Tea plant's full scientific name is Camellia Sinensis (L.) O. Kuntze, a perennial evergreen woody plant.
In the botanical classification system, the tea plant belongs to the Angiosperm phylum, Dicotyledon class, Archichlamydeae subclass, Theales order, Theaceae family, and Camellia genus.
According to botanical research, the Angiosperm phylum to which the tea plant belongs originated in the Cretaceous strata dating back about 100 million years, while the Theales order plants appeared approximately 60 million years ago.

Origin:
Humans first discovered and utilized the tea plant by harvesting it from the wild for medicinal purposes. Based on records from the "Shennong Ben Cao Jing," the use of tea in China has a history of five to six thousand years.
As tea evolved from medicinal use to a beverage, wild tea plants could no longer meet demand. People began collecting tea seeds or digging up wild tea seedlings for cultivation and propagation. According to the "Huayang Guozhi · Bazhi" written by Chang Qu during the Eastern Jin Dynasty (317–420 AD), after King Wu of Zhou allied with tribes from present-day Sichuan and Yunnan to overthrow King Zhou in 1066 BC, tea produced in the Ba-Shu region was listed as a tribute. It also records "gardens with fragrant herbs and fine tea." This suggests that tea was already under artificial cultivation over 3,000 years ago.
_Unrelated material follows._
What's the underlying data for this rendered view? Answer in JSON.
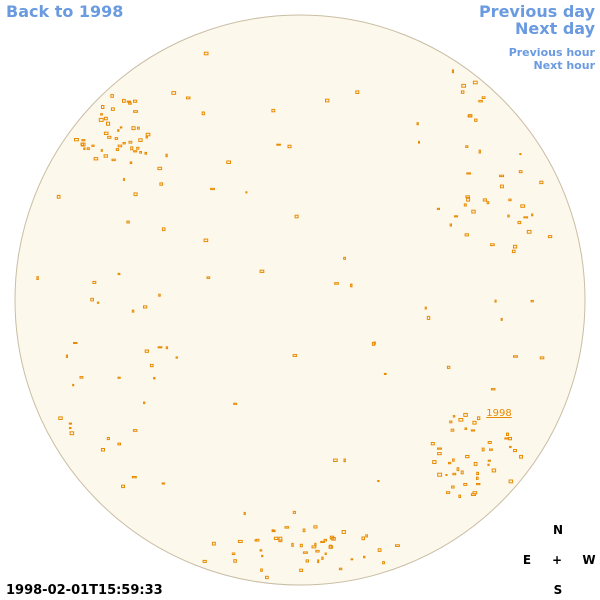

The spread of the tea plant within China first moved from Sichuan to the political and cultural centers of Shaanxi and Gansu. However, due to natural constraints, large-scale cultivation was not feasible there. After the Qin and Han dynasties, with China's unification and increasing economic and cultural exchanges, tea spread from Sichuan to the middle and lower reaches of the Yangtze River. Favorable geographical and climatic conditions there gradually allowed this region to replace Ba-Shu as the center of tea production. By the Tang and Song dynasties, tea had become an indispensable daily commodity. Tea production areas extended across 14 provinces including Sichuan, Shaanxi, Hunan, Hubei, Fujian, Jiangsu, Zhejiang, Anhui, Henan, Guangdong, Guangxi, Yunnan, and Guizhou—almost matching modern tea regions, marking a peak period in history. Simultaneously, tea transformed from a localized small-scale agricultural product into a nationwide socio-economic and socio-cultural commodity. The ruling class established various systems to control tea production, trade, and taxation. From then on, tea production gradually popularized and developed as an industry.
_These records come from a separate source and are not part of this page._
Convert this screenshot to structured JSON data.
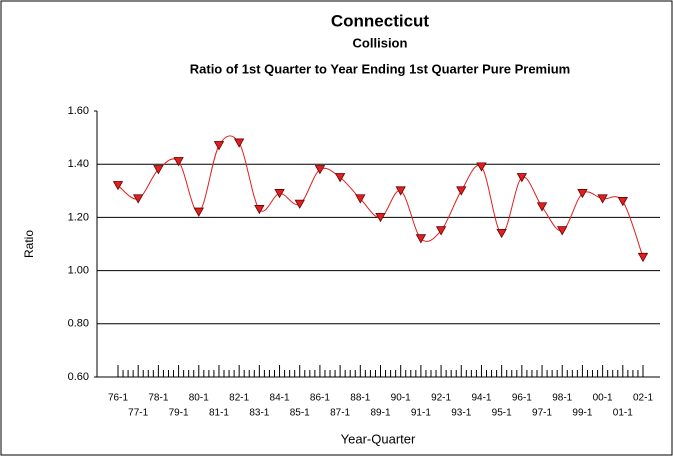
{
  "chart_data": {
    "type": "line",
    "title": "Connecticut",
    "subtitle": "Collision",
    "subtitle2": "Ratio of 1st Quarter to Year Ending 1st Quarter Pure Premium",
    "y_label": "Ratio",
    "x_label": "Year-Quarter",
    "categories": [
      "76-1",
      "77-1",
      "78-1",
      "79-1",
      "80-1",
      "81-1",
      "82-1",
      "83-1",
      "84-1",
      "85-1",
      "86-1",
      "87-1",
      "88-1",
      "89-1",
      "90-1",
      "91-1",
      "92-1",
      "93-1",
      "94-1",
      "95-1",
      "96-1",
      "97-1",
      "98-1",
      "99-1",
      "00-1",
      "01-1",
      "02-1"
    ],
    "series": [
      {
        "name": "Ratio",
        "color": "#e02020",
        "values": [
          1.32,
          1.27,
          1.38,
          1.41,
          1.22,
          1.47,
          1.48,
          1.23,
          1.29,
          1.25,
          1.38,
          1.35,
          1.27,
          1.2,
          1.3,
          1.12,
          1.15,
          1.3,
          1.39,
          1.14,
          1.35,
          1.24,
          1.15,
          1.29,
          1.27,
          1.26,
          1.05
        ]
      }
    ],
    "ylim": [
      0.6,
      1.6
    ],
    "yticks": [
      {
        "value": 0.6,
        "label": "0.60"
      },
      {
        "value": 0.8,
        "label": "0.80"
      },
      {
        "value": 1.0,
        "label": "1.00"
      },
      {
        "value": 1.2,
        "label": "1.20"
      },
      {
        "value": 1.4,
        "label": "1.40"
      },
      {
        "value": 1.6,
        "label": "1.60"
      }
    ],
    "grid": true
  }
}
The tea plant's spread abroad first reached Korea and Japan. In the latter half of the 6th century, through exchanges among Buddhist monks, tea was introduced to the Korean Peninsula. Japan began cultivating tea in the mid-Tang Dynasty (805 AD) when the Japanese monk Saichō came to study Buddhism at Tiantai Mountain in Zhejiang, China, and brought tea seeds back to plant in Shiga Prefecture, Japan. This is the earliest recorded instance of Chinese tea seeds spreading abroad.
The tea plant originated in China. The discovery, cultivation, and utilization of tea underwent thousands of years of development in China before gradually spreading worldwide. Tea knowledge and culture, as a unique Chinese cultural element, have gained global popularity. Tea evolved from a folk beverage into an industry, a commodity, and a culture. The tea trade not only attracted merchants from around the world but also opened China's doors, serving as a stepping stone for exchange between China and the world.